Typical data categories (example)

The specific categories depend on customer usage. Common categories for an enterprise AI orchestration platform include:

• Account and access data (user identifiers, roles, authentication metadata)
• Operational content (prompts, workflow inputs, configuration, run outputs)
• Security and operational telemetry (audit events, traces, error logs, service metrics)
• Support communications (tickets, emails, and case notes where applicable)

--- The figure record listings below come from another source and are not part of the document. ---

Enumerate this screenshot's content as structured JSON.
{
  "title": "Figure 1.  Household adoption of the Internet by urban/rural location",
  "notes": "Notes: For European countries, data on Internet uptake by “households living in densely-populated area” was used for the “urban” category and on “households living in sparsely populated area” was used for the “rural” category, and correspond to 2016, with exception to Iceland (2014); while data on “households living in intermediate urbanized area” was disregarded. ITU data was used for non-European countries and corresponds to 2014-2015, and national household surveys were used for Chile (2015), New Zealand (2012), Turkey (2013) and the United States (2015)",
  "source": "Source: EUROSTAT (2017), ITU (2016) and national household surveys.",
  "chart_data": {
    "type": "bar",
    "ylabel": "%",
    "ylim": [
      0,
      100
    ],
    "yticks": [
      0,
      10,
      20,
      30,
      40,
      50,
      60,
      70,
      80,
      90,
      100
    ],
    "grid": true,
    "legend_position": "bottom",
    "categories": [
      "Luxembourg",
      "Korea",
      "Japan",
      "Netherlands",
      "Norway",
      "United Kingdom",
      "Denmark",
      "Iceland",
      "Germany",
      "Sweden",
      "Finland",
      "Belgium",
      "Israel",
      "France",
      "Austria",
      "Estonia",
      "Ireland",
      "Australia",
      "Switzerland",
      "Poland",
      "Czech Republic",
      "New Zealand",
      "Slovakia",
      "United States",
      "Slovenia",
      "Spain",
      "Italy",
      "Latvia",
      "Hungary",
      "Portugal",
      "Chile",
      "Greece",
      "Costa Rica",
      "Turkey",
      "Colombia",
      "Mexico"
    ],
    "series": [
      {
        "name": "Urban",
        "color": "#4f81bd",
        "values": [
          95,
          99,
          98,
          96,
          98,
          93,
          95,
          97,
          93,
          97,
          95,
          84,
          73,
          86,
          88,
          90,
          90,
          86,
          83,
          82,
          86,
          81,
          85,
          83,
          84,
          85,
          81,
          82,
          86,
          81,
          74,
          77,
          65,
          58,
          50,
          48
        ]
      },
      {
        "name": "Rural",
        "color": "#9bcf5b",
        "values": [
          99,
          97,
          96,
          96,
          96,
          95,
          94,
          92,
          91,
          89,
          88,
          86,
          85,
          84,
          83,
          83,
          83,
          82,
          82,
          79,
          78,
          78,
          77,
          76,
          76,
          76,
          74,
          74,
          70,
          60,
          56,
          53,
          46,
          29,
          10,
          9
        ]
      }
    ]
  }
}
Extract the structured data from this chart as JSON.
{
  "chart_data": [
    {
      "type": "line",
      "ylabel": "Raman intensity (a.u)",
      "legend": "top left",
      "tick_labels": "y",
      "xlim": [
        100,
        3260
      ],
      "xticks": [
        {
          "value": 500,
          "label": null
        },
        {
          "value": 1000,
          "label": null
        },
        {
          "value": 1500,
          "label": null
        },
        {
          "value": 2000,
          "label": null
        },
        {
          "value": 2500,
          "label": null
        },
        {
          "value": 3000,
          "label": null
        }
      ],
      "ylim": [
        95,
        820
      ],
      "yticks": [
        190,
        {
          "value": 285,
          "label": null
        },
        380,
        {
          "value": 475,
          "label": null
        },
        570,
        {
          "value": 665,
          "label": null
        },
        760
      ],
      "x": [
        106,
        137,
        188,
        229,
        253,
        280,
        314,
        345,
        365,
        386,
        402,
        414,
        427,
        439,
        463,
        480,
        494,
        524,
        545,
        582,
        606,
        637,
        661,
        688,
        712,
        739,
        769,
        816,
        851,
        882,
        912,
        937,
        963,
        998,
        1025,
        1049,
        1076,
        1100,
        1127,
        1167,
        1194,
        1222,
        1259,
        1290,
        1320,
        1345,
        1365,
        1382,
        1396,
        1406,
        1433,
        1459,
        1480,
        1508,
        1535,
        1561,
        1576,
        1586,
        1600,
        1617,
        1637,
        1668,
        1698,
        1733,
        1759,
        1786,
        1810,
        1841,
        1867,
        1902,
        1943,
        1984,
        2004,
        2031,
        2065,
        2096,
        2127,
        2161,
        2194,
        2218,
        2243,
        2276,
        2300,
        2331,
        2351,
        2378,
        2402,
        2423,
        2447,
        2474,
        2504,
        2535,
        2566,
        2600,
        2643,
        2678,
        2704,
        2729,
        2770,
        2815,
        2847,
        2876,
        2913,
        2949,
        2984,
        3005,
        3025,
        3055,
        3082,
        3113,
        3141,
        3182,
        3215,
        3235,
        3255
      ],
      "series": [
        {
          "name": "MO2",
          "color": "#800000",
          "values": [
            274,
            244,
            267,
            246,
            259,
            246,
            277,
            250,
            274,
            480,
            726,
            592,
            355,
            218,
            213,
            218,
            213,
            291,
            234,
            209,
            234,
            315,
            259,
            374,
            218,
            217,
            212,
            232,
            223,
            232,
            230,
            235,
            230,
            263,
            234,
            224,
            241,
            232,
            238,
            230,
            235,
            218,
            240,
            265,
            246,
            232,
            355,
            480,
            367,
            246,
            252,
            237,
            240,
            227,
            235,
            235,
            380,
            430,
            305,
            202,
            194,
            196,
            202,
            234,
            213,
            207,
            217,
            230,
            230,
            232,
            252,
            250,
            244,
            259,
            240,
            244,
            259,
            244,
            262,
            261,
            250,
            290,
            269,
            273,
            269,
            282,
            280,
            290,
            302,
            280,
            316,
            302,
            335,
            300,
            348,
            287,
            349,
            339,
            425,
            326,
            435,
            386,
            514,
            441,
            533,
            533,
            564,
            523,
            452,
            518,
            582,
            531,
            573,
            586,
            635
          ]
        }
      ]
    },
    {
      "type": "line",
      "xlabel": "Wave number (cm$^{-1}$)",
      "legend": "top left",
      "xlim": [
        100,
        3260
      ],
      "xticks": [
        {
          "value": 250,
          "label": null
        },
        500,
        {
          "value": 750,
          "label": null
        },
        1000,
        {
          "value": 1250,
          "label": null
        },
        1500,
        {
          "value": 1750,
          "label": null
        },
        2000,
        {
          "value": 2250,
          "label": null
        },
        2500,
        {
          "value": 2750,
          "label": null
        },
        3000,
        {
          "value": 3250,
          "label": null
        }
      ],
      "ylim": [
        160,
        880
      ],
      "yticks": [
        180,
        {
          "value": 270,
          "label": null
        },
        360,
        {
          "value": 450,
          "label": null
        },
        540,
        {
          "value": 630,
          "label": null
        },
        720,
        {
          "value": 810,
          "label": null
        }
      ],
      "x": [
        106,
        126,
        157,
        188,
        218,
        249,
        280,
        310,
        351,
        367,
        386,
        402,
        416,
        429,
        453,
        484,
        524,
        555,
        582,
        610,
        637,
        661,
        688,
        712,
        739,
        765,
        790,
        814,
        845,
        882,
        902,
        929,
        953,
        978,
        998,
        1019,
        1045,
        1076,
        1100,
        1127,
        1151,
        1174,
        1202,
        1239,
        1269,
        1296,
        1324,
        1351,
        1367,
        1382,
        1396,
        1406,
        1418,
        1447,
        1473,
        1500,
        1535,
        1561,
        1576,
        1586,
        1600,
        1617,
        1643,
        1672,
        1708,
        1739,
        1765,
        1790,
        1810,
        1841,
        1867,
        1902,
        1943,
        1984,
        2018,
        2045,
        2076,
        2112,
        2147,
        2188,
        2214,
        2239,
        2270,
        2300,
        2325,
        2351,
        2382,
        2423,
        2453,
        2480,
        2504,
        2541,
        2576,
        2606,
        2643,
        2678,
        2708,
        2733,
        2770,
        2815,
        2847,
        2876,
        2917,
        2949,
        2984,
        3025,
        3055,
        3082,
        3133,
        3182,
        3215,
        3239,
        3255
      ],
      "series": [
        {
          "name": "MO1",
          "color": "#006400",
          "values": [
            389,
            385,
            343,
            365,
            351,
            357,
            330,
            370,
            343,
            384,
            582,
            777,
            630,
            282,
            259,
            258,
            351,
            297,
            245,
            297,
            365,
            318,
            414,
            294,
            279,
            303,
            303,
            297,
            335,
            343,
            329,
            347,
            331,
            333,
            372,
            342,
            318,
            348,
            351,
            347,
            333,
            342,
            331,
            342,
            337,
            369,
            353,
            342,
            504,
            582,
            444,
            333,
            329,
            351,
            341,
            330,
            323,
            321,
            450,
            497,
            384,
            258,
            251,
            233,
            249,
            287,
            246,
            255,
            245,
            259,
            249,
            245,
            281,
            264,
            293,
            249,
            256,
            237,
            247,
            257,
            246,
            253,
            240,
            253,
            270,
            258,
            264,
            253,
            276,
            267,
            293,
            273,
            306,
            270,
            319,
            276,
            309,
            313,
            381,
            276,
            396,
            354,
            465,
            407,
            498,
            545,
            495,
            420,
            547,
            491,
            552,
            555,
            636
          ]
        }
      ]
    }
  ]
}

Security measures (summary)

• Encryption in transit (TLS) and encryption at rest via the selected hosting/storage providers (deployment dependent)
• Role-based access control, least privilege, and administrative access logging
• Audit logging for sensitive actions and operational monitoring for reliability
• Secure development practices: code review, CI checks, controlled deployments, and rollback

Subprocessing, transfers, and data subject rights

• Subprocessors are governed through security/privacy review and contractual safeguards.
• Where cross-border transfers apply, contractual transfer mechanisms (e.g., SCCs) are handled as part of the DPA and customer agreement package (where relevant).
• UmamiMind supports customers in responding to data subject requests by providing deletion/export tooling and support workflows where technically feasible and contractually agreed.

Retention and deletion

Retention depends on customer configuration and operational needs (security logs, troubleshooting, billing). Upon termination or request, UmamiMind supports deletion of customer content within agreed timelines, subject to legal retention obligations and security constraints.

Incident notification

In the event of a personal data breach, UmamiMind will notify affected customers without undue delay and provide mitigation and investigation updates as available.

Pilot-stage notice

This summary reflects pilot-stage operations. Final contractual DPA terms are provided during contracting.